A) Satr-UBA α1 sequences (blue) together with relevant outgroup sequences from S. salar (green) and O. mykiss (red). Novel Srahrevagh River sequences are represented by square nodes. Accession numbers are included in node labels. The number of plus signs after a sequences indicates the number of other Satr-UBA alleles which share this sequence in its entirety. α1 lineages are indicated using roman numerals. A C. idella UBA is included to highlight the distinct sub-lineages in L_V, not as an outgroup, and these networks are unrooted. B) Possible α1 intradomain recombination event between typical α1 L_III sequences and sequences more similar to Satr-UBA*1301 giving rise to Sasa-UBA*0301. The α1 L_I sequence is included as an outgroup. C) α1 L_V sequences from S. trutta, S. salar and O. mykiss. Loops are observed in the network, affecting L_Vb sequences primarily. Note also in this network the extent of trans-species polymorphism in L_Va sequences.

Figure 6. Phylogenetics of the α2 domain.

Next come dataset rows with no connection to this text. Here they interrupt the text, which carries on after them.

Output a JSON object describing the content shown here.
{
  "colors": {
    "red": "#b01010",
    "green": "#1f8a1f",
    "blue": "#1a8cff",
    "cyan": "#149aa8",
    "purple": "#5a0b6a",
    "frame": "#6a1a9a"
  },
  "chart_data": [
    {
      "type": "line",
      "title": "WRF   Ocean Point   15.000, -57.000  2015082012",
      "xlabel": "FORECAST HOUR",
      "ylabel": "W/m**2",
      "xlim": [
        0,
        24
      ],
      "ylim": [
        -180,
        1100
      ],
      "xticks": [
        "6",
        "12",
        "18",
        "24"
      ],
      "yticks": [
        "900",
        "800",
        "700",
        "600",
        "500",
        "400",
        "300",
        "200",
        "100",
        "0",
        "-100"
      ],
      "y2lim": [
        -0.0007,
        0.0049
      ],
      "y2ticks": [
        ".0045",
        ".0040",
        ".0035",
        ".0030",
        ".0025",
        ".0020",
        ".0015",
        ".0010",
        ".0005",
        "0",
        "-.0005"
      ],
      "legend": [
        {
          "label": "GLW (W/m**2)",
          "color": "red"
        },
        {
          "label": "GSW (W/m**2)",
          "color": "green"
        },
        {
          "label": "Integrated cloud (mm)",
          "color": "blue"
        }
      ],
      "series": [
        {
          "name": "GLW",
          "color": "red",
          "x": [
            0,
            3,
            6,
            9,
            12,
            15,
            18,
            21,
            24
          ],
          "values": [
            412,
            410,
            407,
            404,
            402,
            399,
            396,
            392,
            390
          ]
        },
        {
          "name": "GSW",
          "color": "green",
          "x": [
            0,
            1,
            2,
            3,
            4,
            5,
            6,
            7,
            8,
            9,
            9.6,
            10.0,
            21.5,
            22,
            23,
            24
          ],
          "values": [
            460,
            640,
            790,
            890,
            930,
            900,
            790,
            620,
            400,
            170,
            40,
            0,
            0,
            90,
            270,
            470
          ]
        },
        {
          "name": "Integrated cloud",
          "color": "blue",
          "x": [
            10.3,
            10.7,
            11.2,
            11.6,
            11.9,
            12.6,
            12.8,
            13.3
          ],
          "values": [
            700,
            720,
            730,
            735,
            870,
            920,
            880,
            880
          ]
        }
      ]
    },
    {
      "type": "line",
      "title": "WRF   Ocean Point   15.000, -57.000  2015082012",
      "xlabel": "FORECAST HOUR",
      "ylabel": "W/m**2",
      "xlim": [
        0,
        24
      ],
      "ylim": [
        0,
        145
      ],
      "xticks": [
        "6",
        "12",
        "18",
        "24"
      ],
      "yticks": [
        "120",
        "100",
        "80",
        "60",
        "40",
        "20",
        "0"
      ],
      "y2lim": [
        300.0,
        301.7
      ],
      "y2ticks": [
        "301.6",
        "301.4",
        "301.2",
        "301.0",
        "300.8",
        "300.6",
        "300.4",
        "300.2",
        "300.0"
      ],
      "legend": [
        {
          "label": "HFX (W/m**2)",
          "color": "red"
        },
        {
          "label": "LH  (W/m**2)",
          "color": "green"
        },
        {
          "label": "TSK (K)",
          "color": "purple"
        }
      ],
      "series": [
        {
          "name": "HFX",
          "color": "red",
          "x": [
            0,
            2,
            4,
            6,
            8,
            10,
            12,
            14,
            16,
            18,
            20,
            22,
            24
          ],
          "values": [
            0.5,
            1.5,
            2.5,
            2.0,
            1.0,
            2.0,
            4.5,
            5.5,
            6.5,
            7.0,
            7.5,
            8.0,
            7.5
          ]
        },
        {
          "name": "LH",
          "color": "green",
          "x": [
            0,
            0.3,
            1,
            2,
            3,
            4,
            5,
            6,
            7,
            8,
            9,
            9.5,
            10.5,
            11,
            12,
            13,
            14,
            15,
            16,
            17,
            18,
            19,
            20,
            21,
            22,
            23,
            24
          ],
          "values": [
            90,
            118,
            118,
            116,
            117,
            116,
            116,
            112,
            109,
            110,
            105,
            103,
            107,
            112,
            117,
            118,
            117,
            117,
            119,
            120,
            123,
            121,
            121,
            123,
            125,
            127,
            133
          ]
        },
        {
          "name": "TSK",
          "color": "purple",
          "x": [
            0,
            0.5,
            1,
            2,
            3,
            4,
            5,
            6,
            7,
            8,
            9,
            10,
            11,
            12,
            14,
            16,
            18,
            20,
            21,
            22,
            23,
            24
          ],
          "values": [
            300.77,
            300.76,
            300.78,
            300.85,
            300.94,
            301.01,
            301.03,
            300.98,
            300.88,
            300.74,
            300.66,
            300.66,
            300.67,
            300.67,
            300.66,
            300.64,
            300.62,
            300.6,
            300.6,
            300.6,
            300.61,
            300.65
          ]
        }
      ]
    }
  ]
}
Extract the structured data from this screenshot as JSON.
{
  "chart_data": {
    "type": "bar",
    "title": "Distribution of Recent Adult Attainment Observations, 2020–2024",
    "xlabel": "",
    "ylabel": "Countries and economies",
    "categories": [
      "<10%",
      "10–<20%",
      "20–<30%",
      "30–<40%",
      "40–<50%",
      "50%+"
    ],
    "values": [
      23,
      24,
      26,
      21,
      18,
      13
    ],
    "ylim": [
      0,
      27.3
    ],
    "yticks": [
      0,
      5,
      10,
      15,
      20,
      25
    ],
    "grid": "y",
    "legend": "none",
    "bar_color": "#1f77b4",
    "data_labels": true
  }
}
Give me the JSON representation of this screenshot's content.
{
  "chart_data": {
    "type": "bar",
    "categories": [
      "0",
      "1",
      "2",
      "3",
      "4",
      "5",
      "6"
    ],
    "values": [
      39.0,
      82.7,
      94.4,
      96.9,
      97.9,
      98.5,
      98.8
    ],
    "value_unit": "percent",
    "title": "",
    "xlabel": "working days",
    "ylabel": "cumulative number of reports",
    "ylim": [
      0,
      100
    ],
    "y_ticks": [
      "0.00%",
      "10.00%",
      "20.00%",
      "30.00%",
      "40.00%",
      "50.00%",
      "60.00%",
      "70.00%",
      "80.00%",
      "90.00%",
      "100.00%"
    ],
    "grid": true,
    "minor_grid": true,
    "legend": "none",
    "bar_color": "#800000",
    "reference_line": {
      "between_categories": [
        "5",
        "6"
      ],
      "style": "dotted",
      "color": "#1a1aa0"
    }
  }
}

A) Satr-UBA α2 sequences with novel sequences described in this work represented by square nodes. The number of plus signs after a sequence indicates the number of other Satr-UBA alleles which share this sequence in its entirety and, therefore, are sequences which are likely to have been involved in recombination. Known α2 lineages are indicated using roman numerals. Note that a novel α2 lineage, L_IV, unique to S. trutta, which appears to have originated more recently from the α2 L_I lineage, is well supported with the additional data described in this work. The shape of the overall tree is distinct from that of α1 with fewer well-supported lineages and with evidence of extensive radiation within the ‘majority’ α2 L_I lineage.